How do I resume training a finetuned model from the epoch it has ended

Bleking · October 20, 2024, 4:13pm

Hi. Is there any way to continue from the epoch at which the training was complete, and then resume training from the very epoch until the new epoch?

I recently finetuned LLaVA-v1.5-13B with 3 epochs and got results.
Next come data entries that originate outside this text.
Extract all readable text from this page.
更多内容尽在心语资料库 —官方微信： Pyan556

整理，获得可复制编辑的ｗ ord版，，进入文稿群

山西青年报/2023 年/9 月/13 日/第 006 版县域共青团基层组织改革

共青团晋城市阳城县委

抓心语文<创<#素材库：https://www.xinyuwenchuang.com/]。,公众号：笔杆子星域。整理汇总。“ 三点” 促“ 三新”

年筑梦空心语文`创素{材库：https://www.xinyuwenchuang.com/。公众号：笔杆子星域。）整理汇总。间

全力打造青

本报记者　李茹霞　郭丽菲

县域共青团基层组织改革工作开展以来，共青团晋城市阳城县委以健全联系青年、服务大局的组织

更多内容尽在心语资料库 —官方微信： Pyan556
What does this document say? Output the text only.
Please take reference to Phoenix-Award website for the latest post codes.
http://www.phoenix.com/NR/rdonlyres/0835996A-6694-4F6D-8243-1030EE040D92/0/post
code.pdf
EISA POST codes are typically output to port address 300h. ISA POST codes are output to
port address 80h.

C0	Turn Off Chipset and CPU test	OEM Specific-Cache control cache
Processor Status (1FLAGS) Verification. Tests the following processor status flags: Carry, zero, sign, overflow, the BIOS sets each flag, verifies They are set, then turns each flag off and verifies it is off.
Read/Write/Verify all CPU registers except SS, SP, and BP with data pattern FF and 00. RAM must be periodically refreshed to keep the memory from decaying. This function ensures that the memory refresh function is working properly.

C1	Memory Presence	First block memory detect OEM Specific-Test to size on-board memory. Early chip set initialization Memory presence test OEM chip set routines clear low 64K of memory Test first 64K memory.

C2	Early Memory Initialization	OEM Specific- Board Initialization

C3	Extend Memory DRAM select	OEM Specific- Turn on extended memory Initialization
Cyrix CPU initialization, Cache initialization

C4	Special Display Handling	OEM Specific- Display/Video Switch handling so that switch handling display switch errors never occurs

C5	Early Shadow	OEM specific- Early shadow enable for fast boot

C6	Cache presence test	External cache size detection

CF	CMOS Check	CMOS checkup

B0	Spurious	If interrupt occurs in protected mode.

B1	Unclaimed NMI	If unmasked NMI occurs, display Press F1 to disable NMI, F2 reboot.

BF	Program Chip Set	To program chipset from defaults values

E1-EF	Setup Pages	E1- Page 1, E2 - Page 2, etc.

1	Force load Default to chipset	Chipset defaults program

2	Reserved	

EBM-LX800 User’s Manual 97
Now, I would like to gradually increase the epochs, to 5 first and then larger than that later.
Because 3 epochs took 45 steps, the checkpoint was saved as ‘checkpoint-45’ so I set the value of ‘resume_from_checkpoint’ argument as ‘checkpoint-45’.

However, I am sure the epoch has ended at epoch 3, but whenever I start from the very checkpoint, the epoch always starts from epoch 1, not 3. I am wondering if I had set something wrong.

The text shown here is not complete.